J'eus mon permis l'autre jour. Je le dis à ceux qui ne le savent pas encore. Je mis dix-huit ans à l’avoir, j’en ai trente-six. Mon père, bien soulagé, m'offrit une Twingo d'à peu près mon âge. Je partis tout le week-end. C'est qu'il y a longtemps que je veux conduire, et rêve d'être libre ; aussi prévoyais-je, depuis Paris, un arrêt à Rouen, un autre à Rennes, puis Nantes, puis Vannes, puis Paris.
Je n'allais pas plus loin qu’Étretat. J'ai l'habitude du métro, quelques fois du train. Plus rarement, parce que les contraintes sont nombreuses, de l'avion. Je m'assieds quelque part, on me conduit où je vais ; quand il le faut, je descends, et on gare le moyen de transport, wagon ou carlingue, sans qu'il soit besoin de mon aide. Là, tout est à faire tout seul. Une sortie d'autoroute à Rouen, cela reste acceptable, encore faut-il ne pas la louper. Une sortie d'autoroute à Paris, c’est en choisir une parmi cinq, les mains tremblantes, un peu de sueur sur le front, et un GPS indéchiffrable. Je passe sur ceux, plus expérimentés que moi, qui klaxonnent derrière.
On conduit, tout est contrainte : le chemin, les sorties, le parking quand on arrive en ville ; la fatigue aidant, et aussi un peu la crainte, je voulus plus d'une fois arrêter là toute chose, cesser de conduire, et remettre le tout à plus tard. Impossible : sur la route, une fois lancé, on ne s'arrête plus, du moins pas n'importe où, quand on veut, et, quand on s'arrête, il faut encore se garer, ce qui, en ville, n'est pas simple. Cette contrainte insupportable sur ma liberté et l'usage de mon temps me fit formuler, dans l’habitacle, de grands griefs à voix haute ; lesquels, pour le salut de la langue, ne s'écrivent pas.
Et pourtant parlais-je de liberté au début. J'enviais celle de mes amis, notamment l'un d'eux qui me conduisit à travers toute la France ; toutefois je n'étais que passager, et j'en oubliais les contraintes. Ainsi est-on, et on a bien raison de le dire, responsable de son véhicule, lequel ne se met pas dans la poche une fois qu'on n'en veut plus. De là me vinrent, en passant, ces deux petites choses.

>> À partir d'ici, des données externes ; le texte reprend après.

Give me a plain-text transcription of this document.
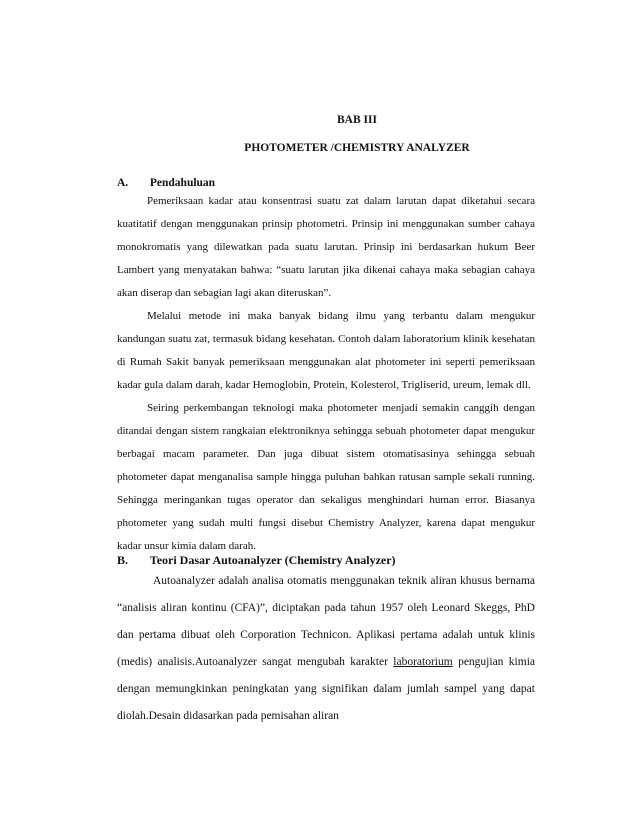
BAB III
PHOTOMETER /CHEMISTRY ANALYZER
A. Pendahuluan

Pemeriksaan kadar atau konsentrasi suatu zat dalam larutan dapat diketahui secara kuatitatif dengan menggunakan prinsip photometri. Prinsip ini menggunakan sumber cahaya monokromatis yang dilewatkan pada suatu larutan. Prinsip ini berdasarkan hukum Beer Lambert yang menyatakan bahwa: “suatu larutan jika dikenai cahaya maka sebagian cahaya akan diserap dan sebagian lagi akan diteruskan”.

Melalui metode ini maka banyak bidang ilmu yang terbantu dalam mengukur kandungan suatu zat, termasuk bidang kesehatan. Contoh dalam laboratorium klinik kesehatan di Rumah Sakit banyak pemeriksaan menggunakan alat photometer ini seperti pemeriksaan kadar gula dalam darah, kadar Hemoglobin, Protein, Kolesterol, Trigliserid, ureum, lemak dll.

Seiring perkembangan teknologi maka photometer menjadi semakin canggih dengan ditandai dengan sistem rangkaian elektroniknya sehingga sebuah photometer dapat mengukur berbagai macam parameter. Dan juga dibuat sistem otomatisasinya sehingga sebuah photometer dapat menganalisa sample hingga puluhan bahkan ratusan sample sekali running. Sehingga meringankan tugas operator dan sekaligus menghindari human error. Biasanya photometer yang sudah multi fungsi disebut Chemistry Analyzer, karena dapat mengukur kadar unsur kimia dalam darah.

B. Teori Dasar Autoanalyzer (Chemistry Analyzer)

Autoanalyzer adalah analisa otomatis menggunakan teknik aliran khusus bernama “analisis aliran kontinu (CFA)”, diciptakan pada tahun 1957 oleh Leonard Skeggs, PhD dan pertama dibuat oleh Corporation Technicon. Aplikasi pertama adalah untuk klinis (medis) analisis.Autoanalyzer sangat mengubah karakter laboratorium pengujian kimia dengan memungkinkan peningkatan yang signifikan dalam jumlah sampel yang dapat diolah.Desain didasarkan pada pemisahan aliran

La première, c'est qu'on est responsable une fois qu'on s'engage, et qu'il serait trop simple d'accepter les avantages que la liberté nous offre, sans en voir les contraintes. Ainsi rêve-t-on de liberté sans l’avoir ; qu’on la remette entre nos mains, on ne sait plus très bien qu’en faire, parce qu'elle pèse un peu lourd. On en fait une grande et belle chose pour laquelle il faut se battre ; on la confond quelques fois avec la gloire. Notons peut-être qu’elle consiste, davantage qu’en un beau combat, à accepter patiemment et sans râler la série de petites causes et effets dans laquelle elle nous engage, desquelles le visage a plus à voir avec celui de la contrainte que la liberté ; cependant c’est bien elle, mais elle est moins glorieuse qu’on le dit, et il faut être patient pour l’aimer.
La deuxième, c'est qu'il y a du risque, mais la liberté ne s'accepte qu'à ce prix, et beaucoup préfèrent une vie sans risques, autrement dit sans liberté, parce qu'ils refusent toute la chaîne de contraintes qui va, quand on veut une chose, de son intention à sa réalisation. Il y a, dans l'histoire, bien des gens qui se battirent pour qu'un dictateur arrive au pouvoir, conscients qu'il arracherait leurs libertés parvenus à ses fins, parce qu'ils préféraient une vie plus tranquille. Après ce week-end en Twingo, je les jugerai peut-être un peu moins.
La troisième chose, parce que les petites routes donnent du temps pour réfléchir, c'est que ce qui nous a paru contrainte une première fois, et quelques-unes des suivantes, finir par rentrer en nous sur la forme d'une habitude nouvelle, laquelle, augmentant notre habileté par coutume, diminue la force de contrainte qui pèse sur nous. Je suppose qu'à la fin, on ne la sent plus ; je ne m'explique pas autrement cet ami qui conduit aujourd'hui presque les yeux fermés, et se déplace où il veut. Ainsi, élargir le champ de notre liberté, je veux dire sentir un plaisir vraiment libre, c'est élargir celui de notre apprentissage ; et lui ne doit pas nous faire peur. C'est sagesse, qui nous permet de goûter de tout et d'être heureux.